In widely used etching methods for etching a semiconductor device, a plasma from a plasma source is often supplemented by plasma generated by using an additional plasma generating apparatus so that the generated plasma diffuses toward the location of a wafer to be etched, thereby etching layers on the wafer. The diffusion technique is carried out with etching equipment used to produce highly integrated semiconductor devices. Such equipment includes electron cyclotron resonance etchers, inductively coupled plasma etchers and helicon wave plasma etchers, all of which are characterized as low pressure, high density plasma equipment.
However, when diffusing plasma in order to move the plasma generated from an extra plasma source, plasma density rapidly lowers in the neighborhood of the wafer to be etched due to the diffusion of the plasma. This is true even though the plasma is generated at high densities. Also, since at the time of diffusion the mobility of electrons is more than 10.sup.3 times greater than that of ions, the number of electrons lost from the plasma is greater than that of lost ions, thereby raising the potential of the plasma. In order to prevent this phenomenon, the conventional technique is to install multiple permanent magnets around the diffusion chamber to maintain the plasma density.

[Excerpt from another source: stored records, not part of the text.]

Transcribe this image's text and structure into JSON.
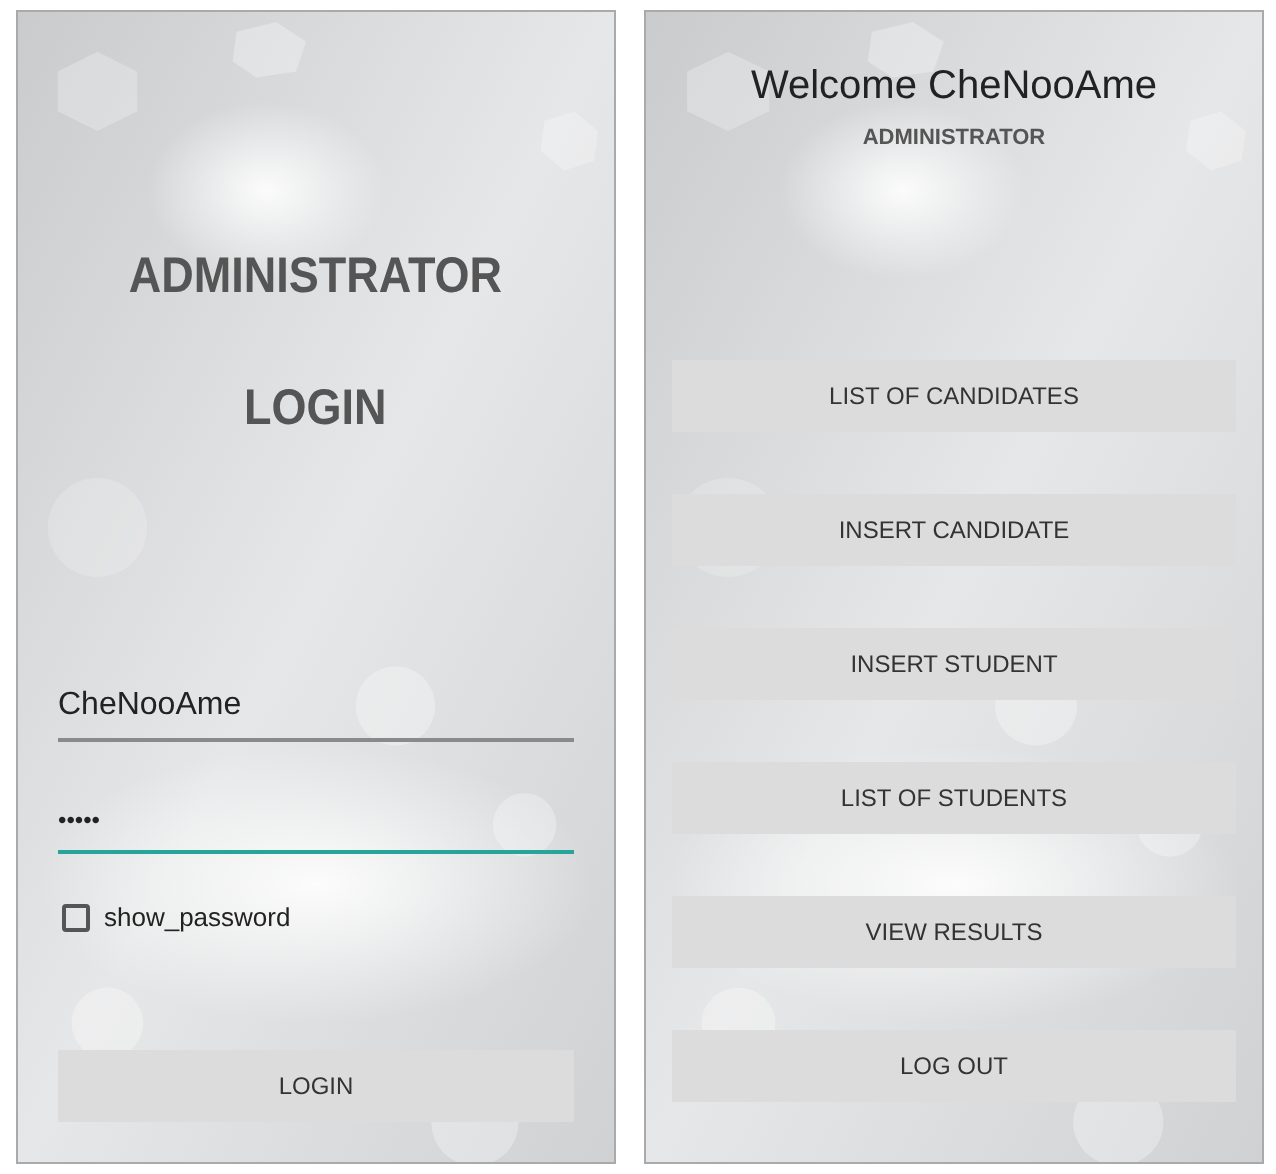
{
  "login_screen": {
    "title_lines": [
      "ADMINISTRATOR",
      "LOGIN"
    ],
    "username_field": {
      "value": "CheNooAme",
      "focused": false
    },
    "password_field": {
      "value": "•••••",
      "focused": true
    },
    "show_password": {
      "label": "show_password",
      "checked": false
    },
    "login_button": "LOGIN"
  },
  "menu_screen": {
    "welcome": "Welcome CheNooAme",
    "role": "ADMINISTRATOR",
    "buttons": [
      "LIST OF CANDIDATES",
      "INSERT CANDIDATE",
      "INSERT STUDENT",
      "LIST OF STUDENTS",
      "VIEW RESULTS",
      "LOG OUT"
    ]
  }
}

FIGS. 1A and 1B are a perspective view and a plan view respectively, of a conventional plasma diffusion chamber. Reference numbers 10 and 12 denote respectively, a diffusion chamber wall and permanent multi-magnets attached to the chamber wall. However, with conventional methods, at the location indicated by reference number 14, the direction of the magnetic field is on a plane parallel to the chamber wall. As a result, the reflection of the plasma by the magnetic field is fully realized. In contrast the magnetic flux is configured in a direction perpendicular to the surface of the chamber at the location indicated by reference number 16. As a result the plasma proceeds along the direction of the magnetic flux thereby accelerating the attachment of polymer to the plasma chamber wall. FIG. 2 is a photograph showing the polymer attached to the chamber wall as a result of using conventional methods. The polymer attached to the chamber wall becomes a source of dust during the etching process. Consequently, the yield of the etched semiconductor devices is lowered and the operation rate of the equipment and its life span are reduced.